Article Highlights:
- The time it takes
- A heart rock gift
- Biggest life-waster
Dear Storyteller,
As life goes along, people sometimes say just the right wise and timely thing that makes a lot of impact in your life. I like to collect those moments, I call them Everyday Wisdom. Do you have a favorite wisdom story? Here are three mini-stories that I learned sOoo much from.
Alaska was a state full of younger adults seeking adventure and opportunity when I was growing up in the last frontier. It was a wonderful childhood. but in my thirties I realized that I’d known very few people in their 70s-90s. I felt I’d probably missed out on a lot of shared wisdom and rich experience so I decided, just for fun, to start a personal project that continues to this day.
When I have the chance to spend time with people over 80, I clear the decks for teatime and listen to their stories. I always end by asking each what advice they wish they’d known sooner. Here are three of my favorites.
1) Gracie Kavanaugh, 88, a woman homesteader in Spenard, Alaska, said one of the best things to know was, “It ALL takes time and the sooner you come to grips with that the better.”
2) Old Bob,who sat with me in the parking lot of Kentucky Fried Chicken in a little Tennessee town along the Blue Ridge Highway, told me he couldn’t remember his last name or his age because he was kicked in the a head by a mule when he was ten. Then he was struck by a car when he was a young man hitch-hikking to Alaska and suffered further serious head injuries, and then he got beat up bad, his head caved in. I thought this all seemed a little exaggerated, though probably part was true.
Bob told me, “Something you need to know, honey, is that the heart can handle all the bad stuff in life if you just let it.” He said he learned that because his head wasn’t quite right and he had to learn to let his heart take the lead.

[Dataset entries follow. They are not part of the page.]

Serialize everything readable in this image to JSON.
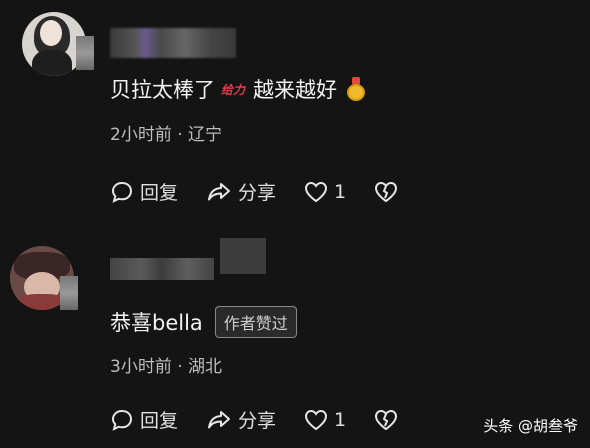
{
  "comments": [
    {
      "text": "贝拉太棒了",
      "sticker": "给力",
      "text2": "越来越好",
      "time_location": "2小时前 · 辽宁",
      "reply_label": "回复",
      "share_label": "分享",
      "like_count": "1",
      "icons": {
        "reply": "comment-bubble-icon",
        "share": "share-arrow-icon",
        "like": "heart-icon",
        "dislike": "broken-heart-icon",
        "medal": "medal-icon"
      }
    },
    {
      "text": "恭喜bella",
      "badge": "作者赞过",
      "time_location": "3小时前 · 湖北",
      "reply_label": "回复",
      "share_label": "分享",
      "like_count": "1",
      "icons": {
        "reply": "comment-bubble-icon",
        "share": "share-arrow-icon",
        "like": "heart-icon",
        "dislike": "broken-heart-icon"
      }
    }
  ],
  "watermark": "头条 @胡叁爷"
}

The KFC manager came over after Bob left and thanked me for being interested in him saying, “He’s a little strange, I know, that’s cuz he got kicked in the head by a mule as a boy and then had a bad head injury in a hit and run when trying to hitchhike to Alaska… oh and he got mugged too, badly beaten… so the town watches out for him.”
When I went back out in the parking lot, Old Bob was waiting there for me. He gave me a small stone he’d found that looked like a tiny human heart. To remind me, he said. I still have it.
3) Ninety two year old Loretta Leland was having her Sunday breakfast with her daughter and grandson in the booth next to me in a diner in the Dales, east of Salem, Oregon. Loretta said the thing she wished she’d known sooner was that worry would be her biggest regret. “The time I wasted on that…,” she said, “and not one dang thing come of it!”
~ * ~
I still ask people for their stories, and I’m never disappointed. It’s the stories shared by others that have made my life wise. It’s the stories of others that have taught me what it means to be human and have a satisfying life.
You have stories of wisdom that people have gifted you, I’m sure. Perhaps write one down and email it to a friend, just for fun. Send it to me too, I’d love to receive the gift of its everyday wisdom.